O progresso alçado na Idade Contemporânea mostrou que o homem nunca para de se desenvolver, tanto quanto animal, como ser social; a não ser que seja impedido. Aquilo onde vivemos hoje é resultado da combinação de diversos fatos e influências de tudo o que deixamos para trás pela construção da história humana. Porém, aquilo que somos hoje prova não ser resultado da busca incessante por conhecimento provinda do passado. Em outras palavras, é afirmável que os ensaios de grandes períodos históricos de evolução, descobrimento, inovação e invenção, fizeram com que a sociedade atual atingisse elevados níveis de sofisticação e tecnologia; porém é atestado que mesmo convivente a tamanha admirável tecnológica e perfeição na interação social, o homem contemporâneo não dispõe de proporcional grau de intelectualidade.

Desenvolvimento gera melhoras, correto? Deveria estar correto. Atingimos o grau máximo de esplêndida tecnologia, o que era de se esperar depois de 50 mil anos de existência do homem moderno (para a Biologia) disponíveis para desenvolver, mas os níveis gerais de inteligência não cresceram no mesmo ritmo.
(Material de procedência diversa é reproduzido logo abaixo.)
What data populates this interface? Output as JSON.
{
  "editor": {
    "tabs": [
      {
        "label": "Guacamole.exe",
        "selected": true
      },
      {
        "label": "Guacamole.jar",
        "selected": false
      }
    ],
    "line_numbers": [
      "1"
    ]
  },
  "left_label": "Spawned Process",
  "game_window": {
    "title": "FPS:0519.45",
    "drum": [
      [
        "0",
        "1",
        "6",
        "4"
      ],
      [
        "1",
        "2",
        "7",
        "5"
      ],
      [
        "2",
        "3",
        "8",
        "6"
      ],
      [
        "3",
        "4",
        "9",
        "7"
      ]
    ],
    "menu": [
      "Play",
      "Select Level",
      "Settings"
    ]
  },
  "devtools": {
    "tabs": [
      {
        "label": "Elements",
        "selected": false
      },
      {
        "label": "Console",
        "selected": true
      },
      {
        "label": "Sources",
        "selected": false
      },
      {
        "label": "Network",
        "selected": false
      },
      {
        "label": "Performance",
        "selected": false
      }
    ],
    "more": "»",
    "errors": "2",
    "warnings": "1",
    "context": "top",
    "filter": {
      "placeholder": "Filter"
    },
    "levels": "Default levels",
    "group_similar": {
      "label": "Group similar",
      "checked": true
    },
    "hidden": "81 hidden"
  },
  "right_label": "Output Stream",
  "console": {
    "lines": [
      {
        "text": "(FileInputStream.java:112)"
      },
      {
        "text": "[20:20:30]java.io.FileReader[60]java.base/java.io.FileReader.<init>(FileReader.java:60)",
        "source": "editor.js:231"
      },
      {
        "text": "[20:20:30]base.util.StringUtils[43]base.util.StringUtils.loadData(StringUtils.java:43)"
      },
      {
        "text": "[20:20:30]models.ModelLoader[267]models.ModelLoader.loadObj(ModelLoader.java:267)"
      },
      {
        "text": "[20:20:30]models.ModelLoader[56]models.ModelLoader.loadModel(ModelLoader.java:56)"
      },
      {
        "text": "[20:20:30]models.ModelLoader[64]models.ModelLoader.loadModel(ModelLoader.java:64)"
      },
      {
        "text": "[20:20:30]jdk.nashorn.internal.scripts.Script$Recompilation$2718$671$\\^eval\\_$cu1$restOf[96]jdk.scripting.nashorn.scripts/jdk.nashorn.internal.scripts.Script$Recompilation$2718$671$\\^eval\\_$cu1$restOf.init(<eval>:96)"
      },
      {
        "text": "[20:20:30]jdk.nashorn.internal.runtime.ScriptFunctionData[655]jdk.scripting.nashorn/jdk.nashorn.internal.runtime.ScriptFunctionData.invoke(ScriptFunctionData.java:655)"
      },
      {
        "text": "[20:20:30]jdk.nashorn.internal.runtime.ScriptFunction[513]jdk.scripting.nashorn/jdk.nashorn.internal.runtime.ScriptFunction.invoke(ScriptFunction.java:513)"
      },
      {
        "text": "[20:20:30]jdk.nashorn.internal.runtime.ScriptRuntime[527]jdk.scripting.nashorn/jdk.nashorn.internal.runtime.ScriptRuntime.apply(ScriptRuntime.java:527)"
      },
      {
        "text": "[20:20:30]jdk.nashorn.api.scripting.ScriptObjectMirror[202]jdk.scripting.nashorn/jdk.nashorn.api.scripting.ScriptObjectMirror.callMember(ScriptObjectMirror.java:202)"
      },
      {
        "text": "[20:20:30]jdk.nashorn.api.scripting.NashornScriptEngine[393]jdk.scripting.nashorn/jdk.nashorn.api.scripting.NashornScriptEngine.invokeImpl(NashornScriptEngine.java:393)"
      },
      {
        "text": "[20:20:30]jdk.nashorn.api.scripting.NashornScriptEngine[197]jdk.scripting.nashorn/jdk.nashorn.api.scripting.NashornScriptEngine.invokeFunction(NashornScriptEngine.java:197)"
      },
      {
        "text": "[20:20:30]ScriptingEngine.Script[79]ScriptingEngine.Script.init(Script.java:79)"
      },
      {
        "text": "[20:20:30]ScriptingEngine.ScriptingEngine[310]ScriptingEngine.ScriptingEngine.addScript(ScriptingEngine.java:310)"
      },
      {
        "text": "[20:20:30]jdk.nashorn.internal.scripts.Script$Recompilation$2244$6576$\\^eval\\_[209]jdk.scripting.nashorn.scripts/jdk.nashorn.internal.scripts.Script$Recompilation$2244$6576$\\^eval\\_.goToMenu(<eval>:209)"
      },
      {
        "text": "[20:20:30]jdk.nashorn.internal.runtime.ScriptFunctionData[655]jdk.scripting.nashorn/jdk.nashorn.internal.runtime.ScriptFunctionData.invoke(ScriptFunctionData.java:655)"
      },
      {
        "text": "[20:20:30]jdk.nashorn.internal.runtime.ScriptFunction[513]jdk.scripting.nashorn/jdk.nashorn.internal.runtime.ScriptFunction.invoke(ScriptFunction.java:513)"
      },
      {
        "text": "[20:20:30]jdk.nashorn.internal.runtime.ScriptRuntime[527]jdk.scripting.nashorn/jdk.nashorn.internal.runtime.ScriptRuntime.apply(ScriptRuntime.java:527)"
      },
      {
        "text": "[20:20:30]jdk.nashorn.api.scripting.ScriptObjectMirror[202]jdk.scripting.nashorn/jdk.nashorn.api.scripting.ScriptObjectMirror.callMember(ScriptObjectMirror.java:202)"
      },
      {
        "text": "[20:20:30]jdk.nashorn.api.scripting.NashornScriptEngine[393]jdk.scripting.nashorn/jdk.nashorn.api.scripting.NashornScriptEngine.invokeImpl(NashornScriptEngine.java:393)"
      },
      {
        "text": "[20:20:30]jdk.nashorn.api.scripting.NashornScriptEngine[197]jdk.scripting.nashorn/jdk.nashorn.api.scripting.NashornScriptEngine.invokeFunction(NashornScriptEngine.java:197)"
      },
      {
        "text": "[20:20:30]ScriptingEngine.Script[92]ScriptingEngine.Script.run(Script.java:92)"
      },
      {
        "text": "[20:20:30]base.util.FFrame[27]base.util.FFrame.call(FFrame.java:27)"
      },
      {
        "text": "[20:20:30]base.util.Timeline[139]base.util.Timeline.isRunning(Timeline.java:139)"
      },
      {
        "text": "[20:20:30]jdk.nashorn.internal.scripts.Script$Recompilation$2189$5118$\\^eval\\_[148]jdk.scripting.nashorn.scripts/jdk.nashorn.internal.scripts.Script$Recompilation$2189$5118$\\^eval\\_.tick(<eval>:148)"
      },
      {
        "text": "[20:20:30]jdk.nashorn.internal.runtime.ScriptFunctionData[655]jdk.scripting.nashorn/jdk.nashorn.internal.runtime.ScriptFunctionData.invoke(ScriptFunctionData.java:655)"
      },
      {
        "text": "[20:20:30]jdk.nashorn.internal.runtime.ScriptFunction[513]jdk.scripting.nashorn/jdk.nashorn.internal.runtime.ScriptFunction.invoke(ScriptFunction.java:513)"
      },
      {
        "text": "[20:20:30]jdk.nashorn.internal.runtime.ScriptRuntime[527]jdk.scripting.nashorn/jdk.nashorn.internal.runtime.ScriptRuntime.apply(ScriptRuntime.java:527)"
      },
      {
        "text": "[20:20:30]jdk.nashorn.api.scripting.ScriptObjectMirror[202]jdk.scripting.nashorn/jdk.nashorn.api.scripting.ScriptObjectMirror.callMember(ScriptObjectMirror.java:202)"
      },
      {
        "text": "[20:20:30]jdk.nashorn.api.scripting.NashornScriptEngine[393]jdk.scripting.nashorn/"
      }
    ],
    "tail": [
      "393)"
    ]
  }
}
Moldamos os padrões e estruturas tecnológicas que não têm mais como serem melhorados. Uma coisa ou outra pode mudar, mas o “grosso” da tecnologia já se aperfeiçoou ao máximo. É certo que hoje temos outra visão de mundo, porém tratando de conhecimento bruto, quem vivia na Idade Média tinha mais conhecimento do que quem vive nos dias de hoje, incluindo a dificuldade de acesso ao mesmo da Idade Média. Talvez as pessoas que viviam na Idade Média era mais inteligentes do que as que vivem hoje por conta da dificuldade de acesso à informação; o que despertou maior interesse… Com a internet, hoje é possível a existência de milhares de Einsteins pelo mundo, porém muitas das pessoas com padrões de compreensão e atenção elevados (que seriam extraordinários se conservados e estimulados) desperdiçam a maior parte de seu tempo compartilhando opiniões iniciadas por outras em redes sociais, sendo que poderiam estar criando suas próprias opiniões e difundindo-as com outros pensantes.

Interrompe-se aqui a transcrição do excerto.